Kita perhatikan ayat 102:
يَاأَيُّهَا
الَّذِينَ ءَامَنُوا اتَّقُوا اللهَ حَقَّ تُقَاتِهِ وَلا تَمُوتُنَّ إلاَّ
وَأَنْتُمْ مُسْلِمُون
“Wahai orang yang beriman!
Bertakwalah kamu kepada Allah dengan sebenar-benarnya takwa. Janganlah kamu
mati kecuali sebagai muslim”.
Ayat ini memanggil kita
agar berusaha manggapai takwa yang hakiki dan melarang mati kecuali dalam
keadaan muslim. Dengan demkian berdasar ayat ini langkah pertama menuju
al-falah ialah اتَّقُوا اللهَ حَقَّ تُقَاتِهِ
Takwa ialah menjaga diri
dari hal-hal yang merugikan kehidupan duniawi maupun ukhrawi. Menjaga diri dari
kerugian duniawi, dengan cara hidup sesuai sunnatullah yang tersurat dan
tersirat dalam kejadian alam. Sedangkan menjaga diri dari kerugian ukhrawi
caranya adalah hidup sesuai dengan syari’ah Allah, baik al-Qur’an maupun
as-Sunnah. Oleh karena itu takwa dari sudut ini mengandung arti imtitsalul-awamir
wajtinabun-Nawahi / امت ثلل اومر
وجتنبن نوح Disiplin mentaati aturan Allah dan menjauhi larangan-Nya.
Melanggar sunnatullah,
berakibat penderitaan di dunia. Sedangkan melanggar syari’ah Allah akan
menjerumuskan penderitaan di akhirat. Bila melanggar kedua-duanya, bakal
menjerumuskan penderitaan dunia akhirat. Orang yang ingin bahagia dunia
akhirat, harus disiplin mentaati syari’ah Allah SWT, dan mengikuti sunnatullah.
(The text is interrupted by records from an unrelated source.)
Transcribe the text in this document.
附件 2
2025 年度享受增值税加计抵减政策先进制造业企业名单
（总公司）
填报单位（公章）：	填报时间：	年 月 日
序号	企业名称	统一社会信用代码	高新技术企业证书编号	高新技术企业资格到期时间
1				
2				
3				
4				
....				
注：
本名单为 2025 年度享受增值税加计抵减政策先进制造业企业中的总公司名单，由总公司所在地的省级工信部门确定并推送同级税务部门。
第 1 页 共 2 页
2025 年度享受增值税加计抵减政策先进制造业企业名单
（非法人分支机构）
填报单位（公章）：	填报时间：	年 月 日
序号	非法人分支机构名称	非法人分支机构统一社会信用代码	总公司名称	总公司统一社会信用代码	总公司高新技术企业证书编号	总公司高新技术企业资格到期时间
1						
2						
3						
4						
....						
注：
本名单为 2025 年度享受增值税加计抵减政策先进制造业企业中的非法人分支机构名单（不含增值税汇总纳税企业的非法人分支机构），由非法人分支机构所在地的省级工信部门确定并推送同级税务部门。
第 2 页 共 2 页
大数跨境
Syari’ah dan sunnatullah itulah pedoman dan aturan hidup kita, yang menjamin bahagia
sepanjang masa.
Langkah yang kedua adalah وَلا تَمُوتُنَّ إلاَّ وَأَنْتُمْ مُسْلِمُونَ Jangan mati kecuali sebagai
muslim.
Larangan mati kecuali dalam
Islam, mengandung arti perintah mempertahankan Dien Islam sampai mati. Kita
muslimin yang ingin meraih kemenangan tidak rela mati kecuali karena membela
Dien Islam. Harta, tenaga, maupun fasilitas apapun tidak akan dikorbankan,
kalau bukan untuk Dien Islam. Kita sebagai muslim, rela berkorban, tapi tidak
akan rela jadi korban. Pengorbanan kita hanya untuk Dien Islam. Kita
berekonomi, demi Islam. Berbudaya demi Islam. Berorganisasi demi membela Dien
Islam. Berpolitik bahkan bernegara pun hanya untuk Islam. Dalam kehidupan
berpolitik, tidak pernah ada kawan yang abadi, dan tidak pernah ada lawan yang
abadi. Yang ada hanya kepentingan yang abadi. Kita sebagai muslim, kepentingan
yang abadi adalah Islam. Yang kita bela adalah yang benar menurut Islam. Bukan
yang benar menurut ormas, bukan menurut jam’iyah, bukan menurut kelompok atau
golongan. Oleh karena itu, seorang muslim, tidak ada istilah membela
mati-matian untuk kepentingan tokoh, kepentingan organisasi atau jam’iah. Yang
dibela mati-matian kita hanya Islam.
Inilah prinsip hidup وَلا تَمُوتُنَّ
إلاَّ وَأَنْتُمْ مُسْلِمُونَ
Langkah ketiga tersirat
pada firman Allah SWT وَاعتَصِمُوْا
بحبل الله جَمِيْعَا Berpegang teguh pada hablillah.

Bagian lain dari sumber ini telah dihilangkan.